PORTLAND — Washington state lawmakers are very familiar with the type of cap-and-trade bill to combat climate change that in Oregon led 11 Republican state senators to walk out and leave the state in a dramatic effort to block a vote.
During the past decade, two Washington Democratic governors — Christine Gregoire and Jay Inslee — pushed unsuccessfully to pass similar legislation that would create a tightening cap on carbon emissions and then auction off pollution permits. And a veteran state Democratic senator from Seattle who introduced a cap-and-trade bill during the last session is poised to resubmit a proposal in 2020 when the Legislature reconvenes in Olympia.
“We are in the battle now, and it will take time,” state Sen. Reuven Carlyle said. “But I am absolutely committed to the bill.”
Carlyle next year is expected to face determined opposition from Washington Republican lawmakers as the two major parties — nationally and at the state level — continue to be largely at odds over the need for government action to crack down on carbon and other fossil-fuel emissions that drive climate change.
But Carlyle will not have to contend with an Oregon-style walkout to thwart a vote.
Washington is one of 44 states to mandate that a majority of senators be on hand for a vote, according to the National Conference of State Legislatures — rather than the two-thirds majority that Oregon requires to be present for a vote on Senate legislation.
Even without such tactics, actions such as cap-and-trade, which attempts to clamp down on fossil-fuel use by putting a price on carbon pollution, have been a political hurdle in the Pacific Northwest.
Inslee’s 2015 cap-and-trade bill never got floor votes in the House or Senate. Since then, Washington has twice rejected carbon pricing in the form of a tax or fee on pollution, and that double-dose of defeat on the ballot has helped make some Democratic legislators wary of that pricing approach to reducing carbon pollution.
Inslee, who is running for president on a climate-change platform, focused during the 2019 session on regulatory measures, such as the successful passage of a law to phase out fossil fuels in power production.
In Oregon, cap-and-trade legislation, House Bill 2020, has been a focal point of the Democrats’ action plan to combat climate change through carbon pricing.
On Tuesday, Sen.

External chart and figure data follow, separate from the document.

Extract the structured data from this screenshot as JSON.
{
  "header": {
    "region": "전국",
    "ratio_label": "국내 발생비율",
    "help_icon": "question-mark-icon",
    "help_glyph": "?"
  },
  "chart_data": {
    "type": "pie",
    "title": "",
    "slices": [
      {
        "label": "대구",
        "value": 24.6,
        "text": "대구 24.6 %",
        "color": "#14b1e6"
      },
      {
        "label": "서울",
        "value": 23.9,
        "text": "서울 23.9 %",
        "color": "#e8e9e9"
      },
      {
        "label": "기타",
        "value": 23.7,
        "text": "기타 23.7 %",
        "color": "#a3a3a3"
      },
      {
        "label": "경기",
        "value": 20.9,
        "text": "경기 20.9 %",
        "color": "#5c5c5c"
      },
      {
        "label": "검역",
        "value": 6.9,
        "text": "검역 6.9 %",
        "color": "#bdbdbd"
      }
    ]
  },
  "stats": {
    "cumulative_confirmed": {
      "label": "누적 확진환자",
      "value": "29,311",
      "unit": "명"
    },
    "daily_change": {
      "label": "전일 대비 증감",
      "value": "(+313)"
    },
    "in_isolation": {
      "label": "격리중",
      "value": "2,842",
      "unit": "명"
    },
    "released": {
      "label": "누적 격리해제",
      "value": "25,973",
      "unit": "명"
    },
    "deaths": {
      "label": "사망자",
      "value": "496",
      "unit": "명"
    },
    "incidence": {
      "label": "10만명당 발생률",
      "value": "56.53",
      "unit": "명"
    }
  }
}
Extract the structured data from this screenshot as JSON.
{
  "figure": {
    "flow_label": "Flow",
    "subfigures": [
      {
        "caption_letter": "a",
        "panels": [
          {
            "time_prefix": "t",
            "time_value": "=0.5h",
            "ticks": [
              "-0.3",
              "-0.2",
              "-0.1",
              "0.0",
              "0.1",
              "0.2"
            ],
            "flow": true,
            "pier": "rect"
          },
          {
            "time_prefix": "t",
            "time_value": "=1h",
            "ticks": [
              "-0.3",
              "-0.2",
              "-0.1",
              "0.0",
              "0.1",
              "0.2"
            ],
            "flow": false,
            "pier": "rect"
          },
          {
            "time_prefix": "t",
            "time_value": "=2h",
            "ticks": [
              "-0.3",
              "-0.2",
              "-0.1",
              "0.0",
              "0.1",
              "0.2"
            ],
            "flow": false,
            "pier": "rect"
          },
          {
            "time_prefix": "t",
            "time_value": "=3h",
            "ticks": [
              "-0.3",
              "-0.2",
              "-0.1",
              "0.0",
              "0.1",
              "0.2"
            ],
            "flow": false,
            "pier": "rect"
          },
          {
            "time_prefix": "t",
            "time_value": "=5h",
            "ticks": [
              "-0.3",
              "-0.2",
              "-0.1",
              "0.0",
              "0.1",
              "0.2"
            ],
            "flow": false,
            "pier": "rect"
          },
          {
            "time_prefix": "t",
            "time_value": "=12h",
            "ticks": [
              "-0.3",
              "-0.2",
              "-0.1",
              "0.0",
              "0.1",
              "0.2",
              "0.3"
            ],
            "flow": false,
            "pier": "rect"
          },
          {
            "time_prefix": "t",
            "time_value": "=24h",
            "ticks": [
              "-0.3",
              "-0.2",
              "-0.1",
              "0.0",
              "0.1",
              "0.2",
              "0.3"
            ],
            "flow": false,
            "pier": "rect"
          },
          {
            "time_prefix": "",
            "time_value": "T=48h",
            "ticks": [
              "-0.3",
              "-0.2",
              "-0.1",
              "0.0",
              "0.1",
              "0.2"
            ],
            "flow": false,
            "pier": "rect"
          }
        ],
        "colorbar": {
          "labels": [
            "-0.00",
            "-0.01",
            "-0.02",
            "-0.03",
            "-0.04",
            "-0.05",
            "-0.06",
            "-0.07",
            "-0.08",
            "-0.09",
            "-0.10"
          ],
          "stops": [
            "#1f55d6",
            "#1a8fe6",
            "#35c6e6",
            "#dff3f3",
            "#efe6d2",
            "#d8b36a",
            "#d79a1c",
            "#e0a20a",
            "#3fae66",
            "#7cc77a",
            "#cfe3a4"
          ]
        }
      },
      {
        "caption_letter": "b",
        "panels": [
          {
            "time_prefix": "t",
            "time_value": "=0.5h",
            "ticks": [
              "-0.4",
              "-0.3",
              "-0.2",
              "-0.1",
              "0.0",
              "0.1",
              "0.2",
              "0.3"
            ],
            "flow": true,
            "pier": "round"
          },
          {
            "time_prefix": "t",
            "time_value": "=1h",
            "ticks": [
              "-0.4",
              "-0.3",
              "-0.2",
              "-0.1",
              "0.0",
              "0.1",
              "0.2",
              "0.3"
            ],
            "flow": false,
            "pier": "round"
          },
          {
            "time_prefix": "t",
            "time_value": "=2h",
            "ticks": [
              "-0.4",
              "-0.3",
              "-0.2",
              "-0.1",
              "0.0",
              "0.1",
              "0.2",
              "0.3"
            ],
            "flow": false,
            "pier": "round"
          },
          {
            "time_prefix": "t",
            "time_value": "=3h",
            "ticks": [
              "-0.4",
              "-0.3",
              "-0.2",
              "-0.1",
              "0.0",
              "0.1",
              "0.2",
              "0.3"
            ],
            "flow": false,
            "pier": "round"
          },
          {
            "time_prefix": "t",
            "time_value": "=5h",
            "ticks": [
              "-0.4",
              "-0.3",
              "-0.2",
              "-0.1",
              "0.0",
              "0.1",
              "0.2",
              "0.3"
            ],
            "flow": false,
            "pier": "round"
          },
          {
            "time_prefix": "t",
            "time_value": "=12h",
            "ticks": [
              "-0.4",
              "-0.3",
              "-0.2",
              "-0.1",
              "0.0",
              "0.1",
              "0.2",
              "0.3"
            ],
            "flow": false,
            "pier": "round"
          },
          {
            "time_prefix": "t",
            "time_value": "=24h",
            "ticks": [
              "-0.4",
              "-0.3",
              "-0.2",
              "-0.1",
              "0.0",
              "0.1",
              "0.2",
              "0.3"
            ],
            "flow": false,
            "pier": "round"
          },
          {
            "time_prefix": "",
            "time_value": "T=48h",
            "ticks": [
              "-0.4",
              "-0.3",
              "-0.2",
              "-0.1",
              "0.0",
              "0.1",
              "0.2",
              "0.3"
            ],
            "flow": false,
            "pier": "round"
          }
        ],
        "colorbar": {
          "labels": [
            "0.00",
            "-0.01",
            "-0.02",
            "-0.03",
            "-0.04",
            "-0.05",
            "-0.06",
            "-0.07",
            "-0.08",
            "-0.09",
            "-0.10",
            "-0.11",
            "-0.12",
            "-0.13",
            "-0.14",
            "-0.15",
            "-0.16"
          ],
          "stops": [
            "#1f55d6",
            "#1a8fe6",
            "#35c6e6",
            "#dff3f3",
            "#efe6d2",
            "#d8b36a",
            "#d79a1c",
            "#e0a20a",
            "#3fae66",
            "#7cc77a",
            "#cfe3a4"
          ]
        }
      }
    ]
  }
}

Peter Courtney, the Oregon state Senate president, said the House bill did not have enough support to pass during the session that ends Sunday, June 30, and that dynamic would not change in the days ahead.
His statement implied that some Senate Democrats would join Republicans in voting against House Bill 2020. That could set the stage for an end to the Republican walkout that began Thursday.
Courtney, in his remarks to Democratic senators, talked passionately about the need to move forward with votes on other pending legislation involving education, public safety and “dealing with those in our society who need help.”
Republicans appear wary and bitter about the war-of- words that has resulted from their walkout.
On Wednesday, Oregon Senate Minority Leader Herman Baertschiger said that he and his Republican colleagues are looking for assurances that there are enough votes from Democrats to kill the bill, and that they will talk about a way forward via teleconferences.
“Republicans want to come back … We do not want to stay out. But we got to be assured that we don’t get hoodwinked,’ Baertschiger said in an interview with KAJO-AM radio in Grants Pass.
Courtney also is facing backlash from the bill’s supporters.
Some environmental advocates dispute Courtney’s assessment of the votes. They want a Senate vote on cap-and-trade to be called should Republicans return.
“Make them vote and answer to their voters, and Oregon’s children,” said Tera Hurst, executive director of Renew Oregon, a group pushing for the bill.
If the legislation dies, it will represent another setback for carbon pricing in the Pacific Northwest.
Carbon pricing is intended to accelerate the shift to cleaner forms of energy by making it increasingly expensive to continue relying on fossil fuels. The Oregon legislation sets a target of reducing carbon emissions by 80 percent, by 2050. That would take emissions down to 1990 levels.
Some of the usual players in combating carbon pricing — oil-industry groups — have stayed in the background this year in Oregon. “While our members had concerns about specific elements of this cap-and-trade bill, we did not actively oppose the legislation,” said Catherine Reheis-Boyd, president of the Western States Petroleum Association in a statement to The Seattle Times.
Oregon Democrats, meanwhile, sought to blunt the criticism from rural Oregon, the timber industry and other industry groups with measures to ease the bite on low-income residents and some industries. But the concessions did not go far enough to forestall the Republican walkout, which underscored the deep political divide over climate change and quickly gained national attention.
On Monday, Carlyle remained confident that cap-and-trade will take hold in the Northwest.
Meanwhile, Washington Republican Sen. Doug Ericksen, of Ferndale, applauded the walkout by Oregon Republicans.
” I think you need to have people who will say we need to slow this down, take a look at what it’s doing to the economy. And that’s what they are doing,” Ericksen said.